Intensive Care Unit (ICU) nurse Efstathia Kambissiouli, who works at the capital’s Evangelismos Hospital was to get the first COVID-19 vaccination shot in Greece Dec. 27, followed by a nursing home resident, Michalis Giovanidis.
Greece had been expecting millions of doses, then that was cut to 300,000 for a first batch and the only 9,750 as a starter, most slated to go to frontline healthcare workers as well as the most vulnerable.

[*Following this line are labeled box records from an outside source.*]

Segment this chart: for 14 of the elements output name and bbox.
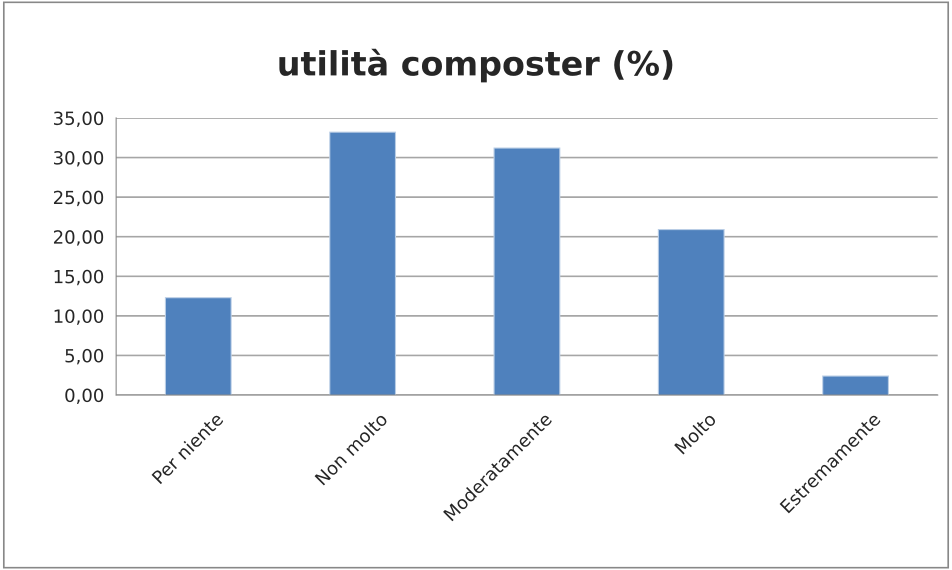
- chart-title: utilità composter (%): [279, 48, 672, 82]
- y-tick-label: 5,00: [66, 348, 104, 364]
- bar: [822, 375, 889, 396]
- bar: [658, 229, 725, 396]
- y-tick-label: 30,00: [54, 151, 104, 167]
- y-tick-label: 25,00: [54, 190, 104, 206]
- y-tick-label: 10,00: [54, 309, 104, 325]
- y-tick-label: 35,00: [54, 111, 104, 127]
- bar: [164, 297, 232, 396]
- y-tick-label: 0,00: [65, 388, 104, 404]
- bar: [494, 148, 560, 396]
- bar: [329, 132, 396, 396]
- y-tick-label: 20,00: [54, 230, 104, 246]
- y-tick-label: 15,00: [54, 270, 104, 286]
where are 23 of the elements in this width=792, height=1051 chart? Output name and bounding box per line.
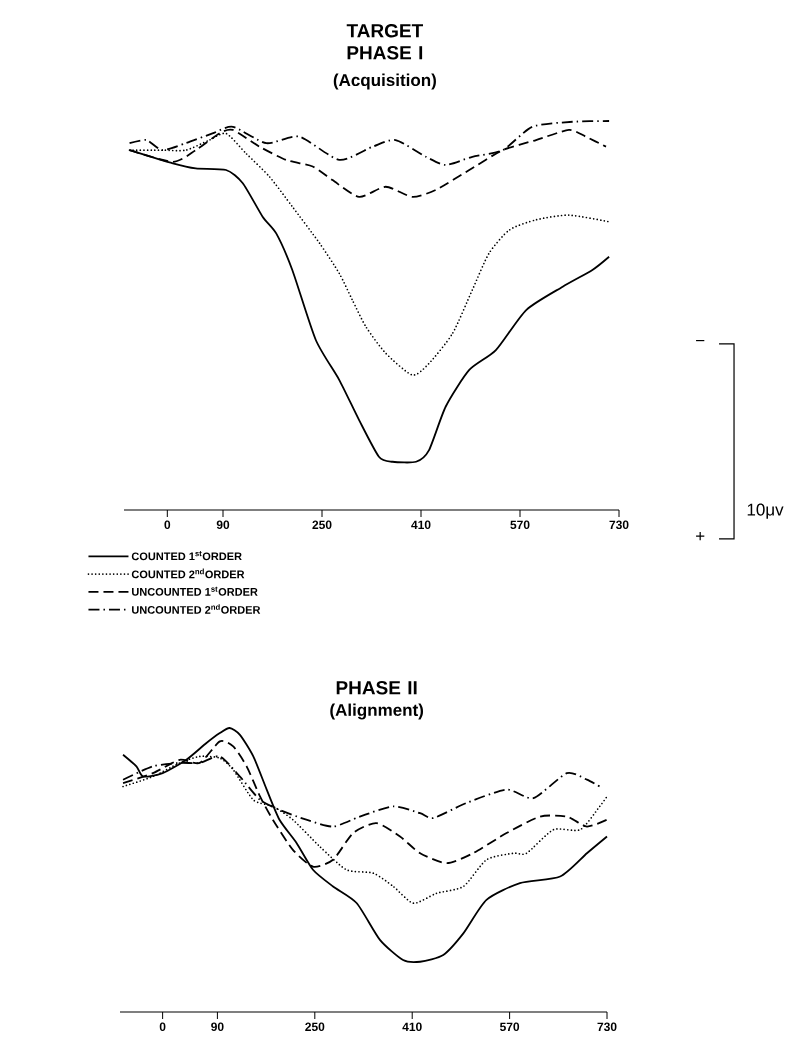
x-tick-label: 570 [510, 520, 530, 530]
text: 10μv [747, 503, 784, 519]
x-tick-label: 730 [597, 1022, 617, 1032]
x-tick-label: 0 [164, 520, 171, 530]
legend-label: COUNTED 2$^{nd}$ORDER [131, 568, 245, 579]
chart-title: PHASE II [336, 681, 417, 695]
chart-subtitle: (Alignment) [330, 703, 424, 720]
x-tick-label: 250 [312, 520, 332, 530]
x-tick-label: 410 [402, 1022, 422, 1032]
legend-label: UNCOUNTED 2$^{nd}$ORDER [132, 604, 261, 614]
legend-label: UNCOUNTED 1$^{st}$ORDER [132, 586, 258, 596]
x-tick-label: 0 [159, 1022, 166, 1032]
chart-subtitle: (Acquisition) [333, 73, 436, 90]
x-tick-label: 730 [609, 520, 629, 530]
x-tick-label: 570 [499, 1022, 520, 1032]
chart-title: TARGET PHASE I [346, 24, 424, 60]
x-tick-label: 90 [211, 1022, 224, 1032]
x-tick-label: 410 [411, 520, 431, 530]
text: − [696, 339, 705, 342]
legend-label: COUNTED 1$^{st}$ORDER [131, 551, 242, 561]
x-tick-label: 90 [216, 520, 230, 530]
x-tick-label: 250 [305, 1022, 325, 1032]
text: + [696, 531, 705, 541]
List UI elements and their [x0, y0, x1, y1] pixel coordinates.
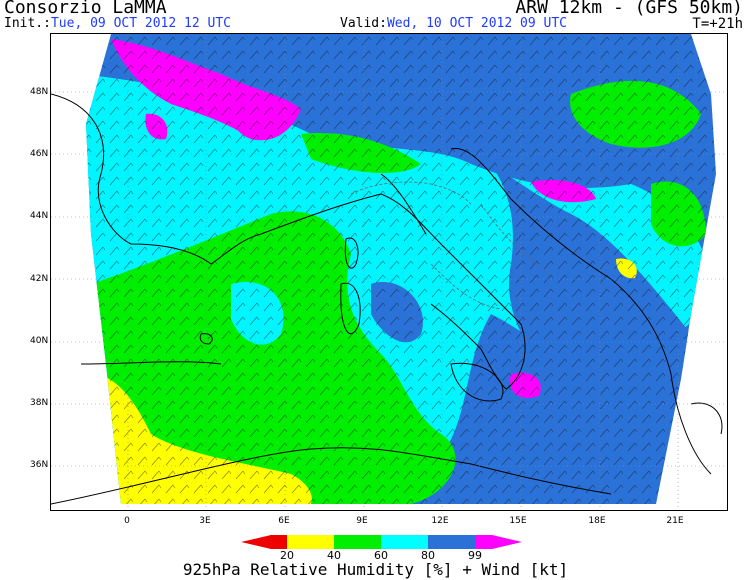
- lat-label: 42N: [30, 274, 49, 284]
- lat-label: 38N: [30, 398, 49, 408]
- legend-swatch-3: [381, 535, 428, 549]
- legend-tick: 60: [374, 549, 388, 562]
- map-svg: [51, 34, 727, 510]
- forecast-step: T=+21h: [692, 16, 743, 32]
- lat-label: 48N: [30, 87, 49, 97]
- color-legend: [241, 535, 522, 549]
- humidity-map: [50, 33, 728, 511]
- graticule: [51, 34, 727, 510]
- legend-swatch-0: [241, 535, 287, 549]
- valid-value: Wed, 10 OCT 2012 09 UTC: [386, 16, 567, 31]
- borders: [350, 181, 552, 310]
- lon-label: 18E: [588, 516, 606, 526]
- lon-label: 21E: [666, 516, 684, 526]
- lon-label: 9E: [356, 516, 368, 526]
- legend-tick: 20: [280, 549, 294, 562]
- model-title: ARW 12km - (GFS 50km): [515, 0, 743, 18]
- lon-label: 12E: [431, 516, 449, 526]
- lon-label: 3E: [199, 516, 211, 526]
- coastlines: [51, 93, 723, 505]
- init-value: Tue, 09 OCT 2012 12 UTC: [50, 16, 231, 31]
- init-label: Init.:: [4, 16, 51, 31]
- wind-barbs: [86, 34, 716, 504]
- legend-swatch-1: [287, 535, 334, 549]
- lat-label: 46N: [30, 149, 49, 159]
- valid-label: Valid:: [340, 16, 387, 31]
- legend-tick: 99: [468, 549, 482, 562]
- valid-time: Valid:Wed, 10 OCT 2012 09 UTC: [340, 16, 567, 31]
- legend-swatch-4: [428, 535, 475, 549]
- legend-swatch-5: [475, 535, 522, 549]
- lat-label: 40N: [30, 336, 49, 346]
- lon-label: 15E: [509, 516, 527, 526]
- legend-tick: 40: [327, 549, 341, 562]
- source-title: Consorzio LaMMA: [4, 0, 167, 18]
- lon-label: 0: [124, 516, 130, 526]
- legend-swatch-2: [334, 535, 381, 549]
- init-time: Init.:Tue, 09 OCT 2012 12 UTC: [4, 16, 231, 31]
- map-caption: 925hPa Relative Humidity [%] + Wind [kt]: [182, 560, 569, 579]
- legend-tick: 80: [421, 549, 435, 562]
- lat-label: 36N: [30, 460, 49, 470]
- lat-label: 44N: [30, 211, 49, 221]
- lon-label: 6E: [278, 516, 290, 526]
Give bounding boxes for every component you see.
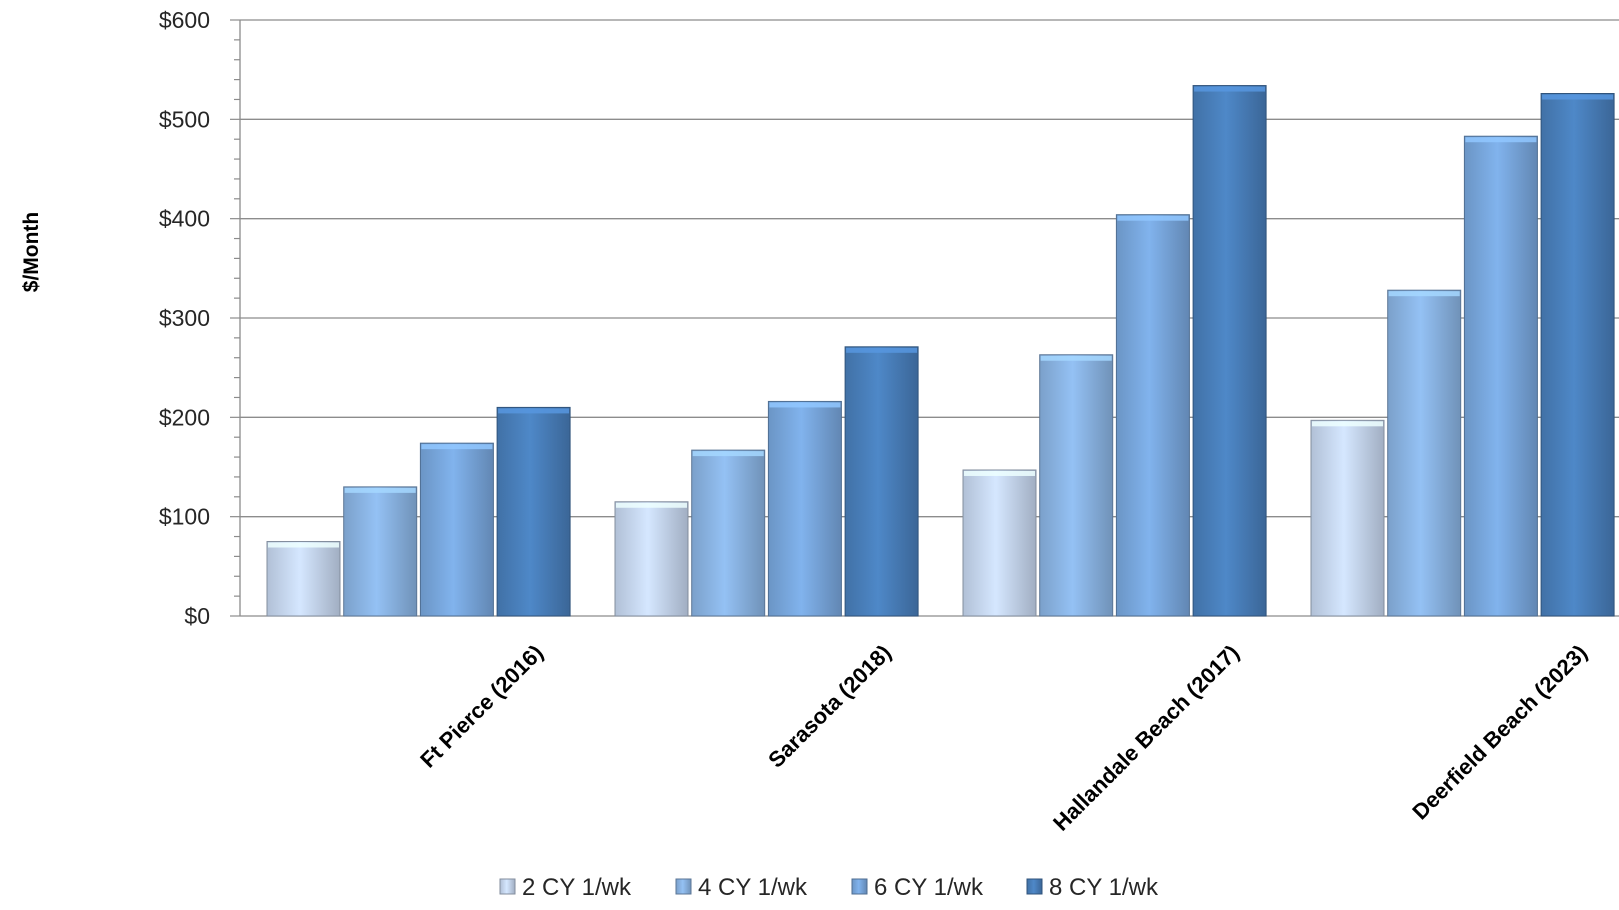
bar-body (1039, 354, 1114, 617)
bar-highlight (268, 542, 339, 548)
bar (844, 346, 919, 617)
bar-highlight (344, 487, 416, 493)
x-category-label: Sarasota (2018) (763, 640, 896, 773)
bar (1115, 214, 1190, 617)
legend-item: 2 CY 1/wk (499, 874, 632, 901)
bar (767, 400, 842, 617)
bars (266, 85, 1615, 617)
bar (1310, 419, 1385, 617)
bar (1387, 289, 1462, 617)
bar-body (962, 469, 1037, 617)
bar-highlight (1542, 94, 1614, 100)
bar (614, 501, 689, 617)
bar-highlight (692, 451, 764, 457)
x-category-label: Ft Pierce (2016) (415, 640, 548, 773)
legend-label: 6 CY 1/wk (874, 874, 984, 901)
y-tick-label: $0 (184, 603, 210, 629)
legend-item: 4 CY 1/wk (675, 874, 808, 901)
bar (1540, 93, 1615, 617)
bar-highlight (616, 502, 687, 508)
bar-body (1463, 135, 1538, 617)
bar (343, 486, 418, 617)
bar-highlight (421, 444, 493, 450)
legend-swatch (675, 878, 692, 895)
bar-body (496, 406, 571, 617)
x-axis-labels: Ft Pierce (2016) Sarasota (2018) Hallandal… (415, 640, 1592, 836)
bar-body (1387, 289, 1462, 617)
bar-body (343, 486, 418, 617)
bar-body (266, 541, 341, 617)
bar (1192, 85, 1267, 617)
legend-swatch (1026, 878, 1043, 895)
legend: 2 CY 1/wk 4 CY 1/wk 6 CY 1/wk 8 CY 1/wk (499, 874, 1159, 901)
bar-body (767, 400, 842, 617)
bar-body (691, 449, 766, 617)
y-tick-label: $300 (159, 305, 210, 331)
legend-item: 8 CY 1/wk (1026, 874, 1159, 901)
bar-highlight (1312, 421, 1383, 427)
bar-body (1115, 214, 1190, 617)
y-tick-label: $500 (159, 106, 210, 132)
legend-label: 2 CY 1/wk (522, 874, 632, 901)
y-tick-label: $200 (159, 404, 210, 430)
bar-highlight (1117, 215, 1189, 221)
bar-highlight (1465, 137, 1537, 143)
bar (266, 541, 341, 617)
y-tick-label: $100 (159, 504, 210, 530)
bar (496, 406, 571, 617)
bar-highlight (1040, 355, 1112, 361)
y-axis-title: $/Month (20, 212, 43, 292)
legend-swatch (499, 878, 516, 895)
bar-body (419, 442, 494, 617)
bar (962, 469, 1037, 617)
bar-highlight (1194, 86, 1266, 92)
x-category-label: Deerfield Beach (2023) (1407, 640, 1592, 825)
y-tick-label: $600 (159, 7, 210, 33)
legend-swatch (851, 878, 868, 895)
legend-label: 4 CY 1/wk (698, 874, 808, 901)
bar-body (1540, 93, 1615, 617)
legend-item: 6 CY 1/wk (851, 874, 984, 901)
legend-label: 8 CY 1/wk (1049, 874, 1159, 901)
bar (419, 442, 494, 617)
bar-body (844, 346, 919, 617)
bar (1463, 135, 1538, 617)
bar-highlight (964, 470, 1035, 476)
bar-body (614, 501, 689, 617)
bar (1039, 354, 1114, 617)
y-axis: $0 $100 $200 $300 $400 $500 $600 (159, 7, 1619, 629)
bar (691, 449, 766, 617)
bar-highlight (846, 347, 918, 353)
bar-highlight (498, 408, 570, 414)
x-category-label: Hallandale Beach (2017) (1048, 640, 1244, 836)
bar-body (1192, 85, 1267, 617)
bar-body (1310, 419, 1385, 617)
bar-highlight (769, 402, 841, 408)
y-tick-label: $400 (159, 206, 210, 232)
bar-highlight (1388, 291, 1460, 297)
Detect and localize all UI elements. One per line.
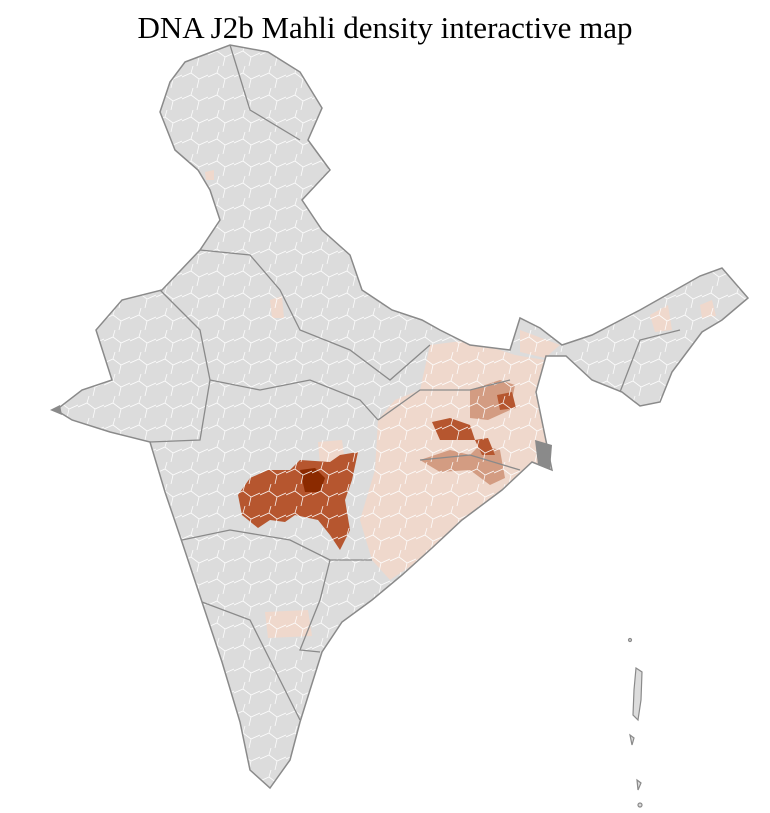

That includes people in nursing homes as well as the elderly, those with underlying or multiple conditions or at risk, but some shots will also go to politicians who said they want to show a skeptical public it’s safe and works.
President Katerina Sakellaropoulou, Prime Minister Kyriakos Mitsotakis and Parliament Speaker Constantine Tassoulas will be inoculated next and on Dec. 28 so will former premier Alexis Tsipras, head of the major opposition SYRIZA.
It wasn’t said if other lesser-ranking politicians would be able to cut the line and get shots ahead of people who are most likely to get or spread the Coronavirus and as polls showed less than half of Greeks want them anyway.
Greece’s vaccines come from the combo team of US pharmaceutical giant Pfizer and small German lab BioNTech and must be kept at temperatures of -162 degrees Fahrenheit during the shipment chain, with two shots required some several weeks apart.
The New Democracy government, in tandem with the inoculations starting, will also launch a campaign to persuade people not to be afraid of potential side effects that are far less severe than what COVID-19 brings those infected.